I still want to investigate this further, but I decided to post this now to share my findings.
I was curious as to why this didn't happen with <strong> tags. The following test does succeed:
it 'keeps whitespace surrounding bolds' do
result = ReverseMarkdown.convert("a\n<strong>potato</strong>\nis good\nbut blankspace is better")
expect(result).to eq "a **potato** is good but blankspace is better\n\n"
end
After some puts debuggering, I see that this one also gets its blankspace trimmed in the first pass, but then cleaner.tidy adds it back again in clean_tag_borders:
converters.convert: "\n\na**potato**is good but blankspace is better\n\n"
cleaner.tidy: "a **potato** is good but blankspace is better\n\n"
So it seems that we're losing information during convert, and assuming that ** would always be preceeded by a blankspace, which gets added in tidy (clean_tag_borders). The same technique wouldn't work for links, since the surrounding blankspace doesn't need to be there for markdown links.

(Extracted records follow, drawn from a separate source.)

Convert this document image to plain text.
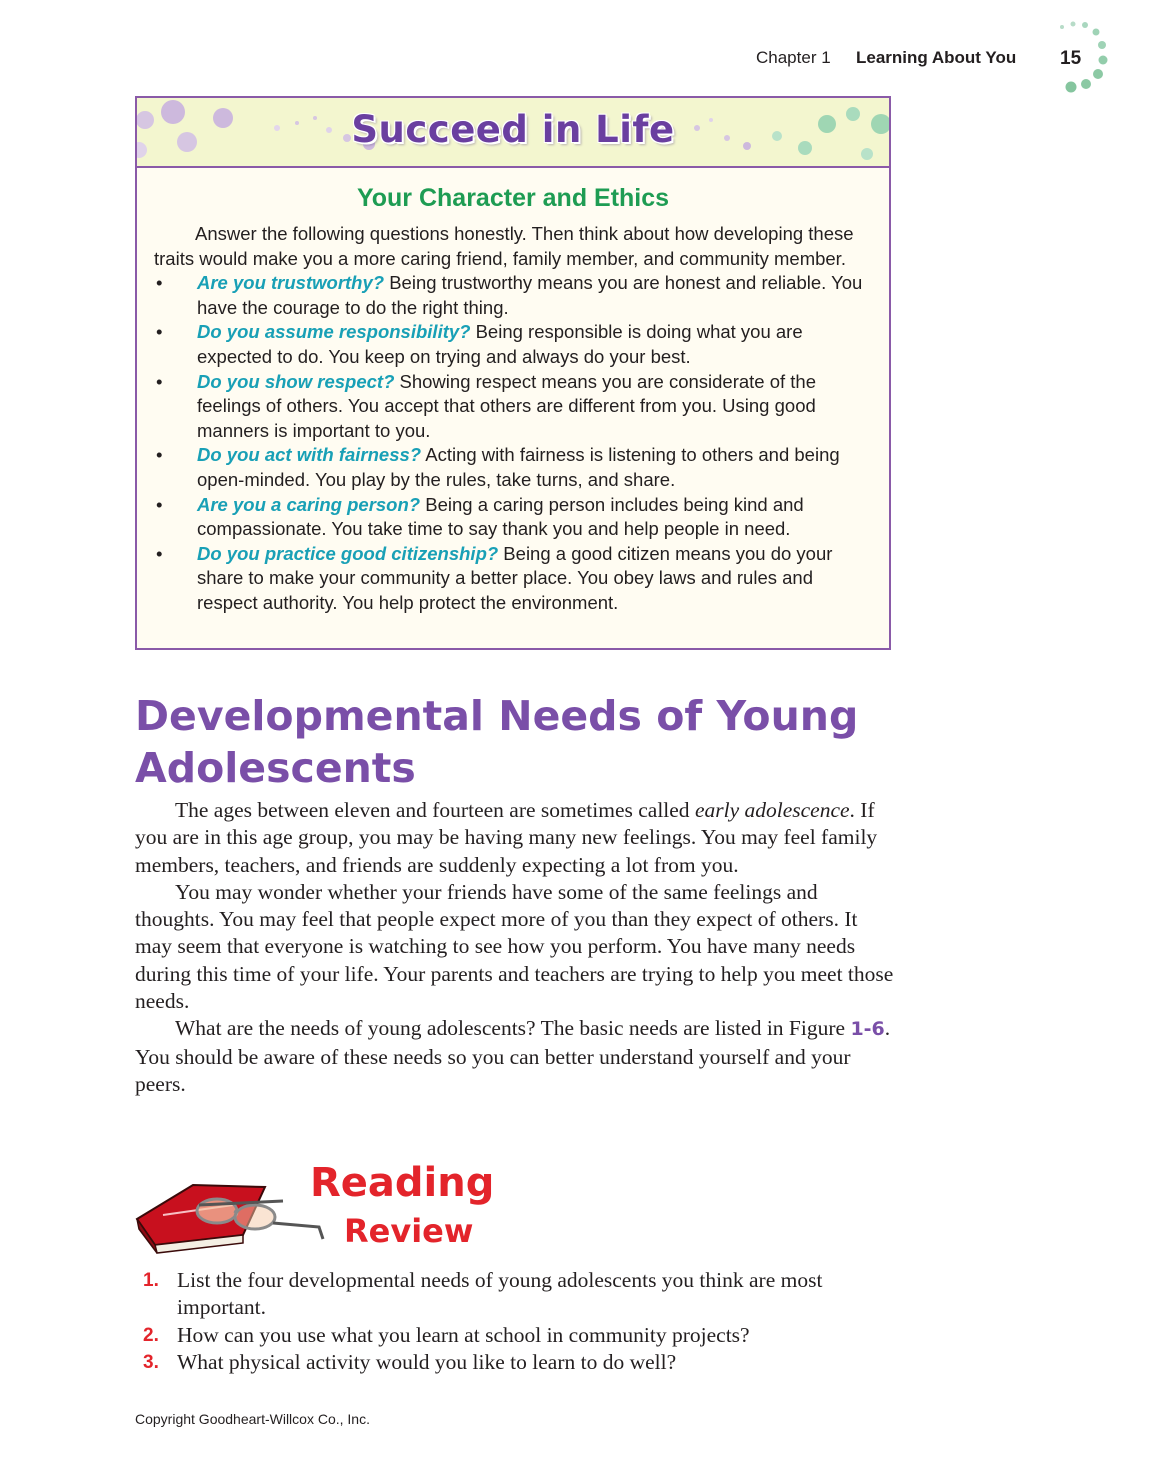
Chapter 1 Learning About You 15
Succeed in Life
Your Character and Ethics

Answer the following questions honestly. Then think about how developing these traits would make you a more caring friend, family member, and community member.

• Are you trustworthy? Being trustworthy means you are honest and reliable. You have the courage to do the right thing.
• Do you assume responsibility? Being responsible is doing what you are expected to do. You keep on trying and always do your best.
• Do you show respect? Showing respect means you are considerate of the feelings of others. You accept that others are different from you. Using good manners is important to you.
• Do you act with fairness? Acting with fairness is listening to others and being open-minded. You play by the rules, take turns, and share.
• Are you a caring person? Being a caring person includes being kind and compassionate. You take time to say thank you and help people in need.
• Do you practice good citizenship? Being a good citizen means you do your share to make your community a better place. You obey laws and rules and respect authority. You help protect the environment.
Developmental Needs of Young Adolescents

The ages between eleven and fourteen are sometimes called early adolescence. If you are in this age group, you may be having many new feelings. You may feel family members, teachers, and friends are suddenly expecting a lot from you.

You may wonder whether your friends have some of the same feelings and thoughts. You may feel that people expect more of you than they expect of others. It may seem that everyone is watching to see how you perform. You have many needs during this time of your life. Your parents and teachers are trying to help you meet those needs.

What are the needs of young adolescents? The basic needs are listed in Figure 1-6. You should be aware of these needs so you can better understand yourself and your peers.

Reading
Review
1. List the four developmental needs of young adolescents you think are most important.
2. How can you use what you learn at school in community projects?
3. What physical activity would you like to learn to do well?
Copyright Goodheart-Willcox Co., Inc.
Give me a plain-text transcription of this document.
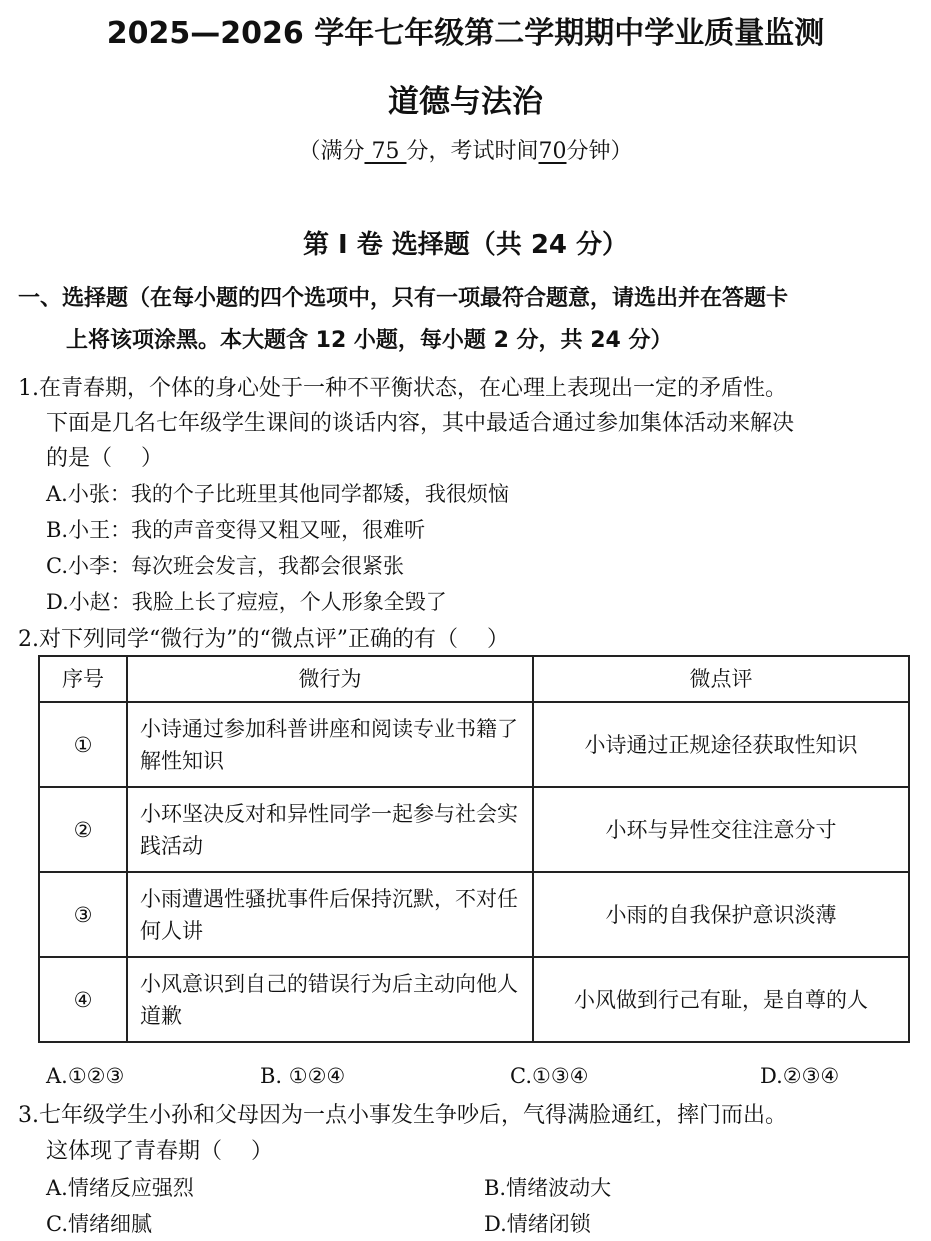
2025—2026 学年七年级第二学期期中学业质量监测
道德与法治
（满分 75 分，考试时间70分钟）
第 Ⅰ 卷 选择题（共 24 分）
一、选择题（在每小题的四个选项中，只有一项最符合题意，请选出并在答题卡
上将该项涂黑。本大题含 12 小题，每小题 2 分，共 24 分）
1.在青春期，个体的身心处于一种不平衡状态，在心理上表现出一定的矛盾性。
下面是几名七年级学生课间的谈话内容，其中最适合通过参加集体活动来解决
的是（　 ）
A.小张：我的个子比班里其他同学都矮，我很烦恼
B.小王：我的声音变得又粗又哑，很难听
C.小李：每次班会发言，我都会很紧张
D.小赵：我脸上长了痘痘，个人形象全毁了
2.对下列同学“微行为”的“微点评”正确的有（　 ）
序号	微行为	微点评
①	小诗通过参加科普讲座和阅读专业书籍了解性知识	小诗通过正规途径获取性知识
②	小环坚决反对和异性同学一起参与社会实践活动	小环与异性交往注意分寸
③	小雨遭遇性骚扰事件后保持沉默，不对任何人讲	小雨的自我保护意识淡薄
④	小风意识到自己的错误行为后主动向他人道歉	小风做到行己有耻，是自尊的人
A.①②③	B. ①②④	C.①③④	D.②③④
3.七年级学生小孙和父母因为一点小事发生争吵后，气得满脸通红，摔门而出。
这体现了青春期（　 ）
A.情绪反应强烈	B.情绪波动大
C.情绪细腻	D.情绪闭锁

My previous attempt of changing remove_border_lines to use squeeze doesn't work because it would break this test:
it 'squeezes whitespace when using paragraph tags' do
result = ReverseMarkdown.convert("first paragraph\n<p>second paragraph</p>\nthird\nin separate lines")
expect(result).to eq "first paragraph\n\nsecond paragraph\n\nthird in separate lines\n\n"
end
with the following diff:
first paragraph
second paragraph
-third in separate lines
+ third in separate lines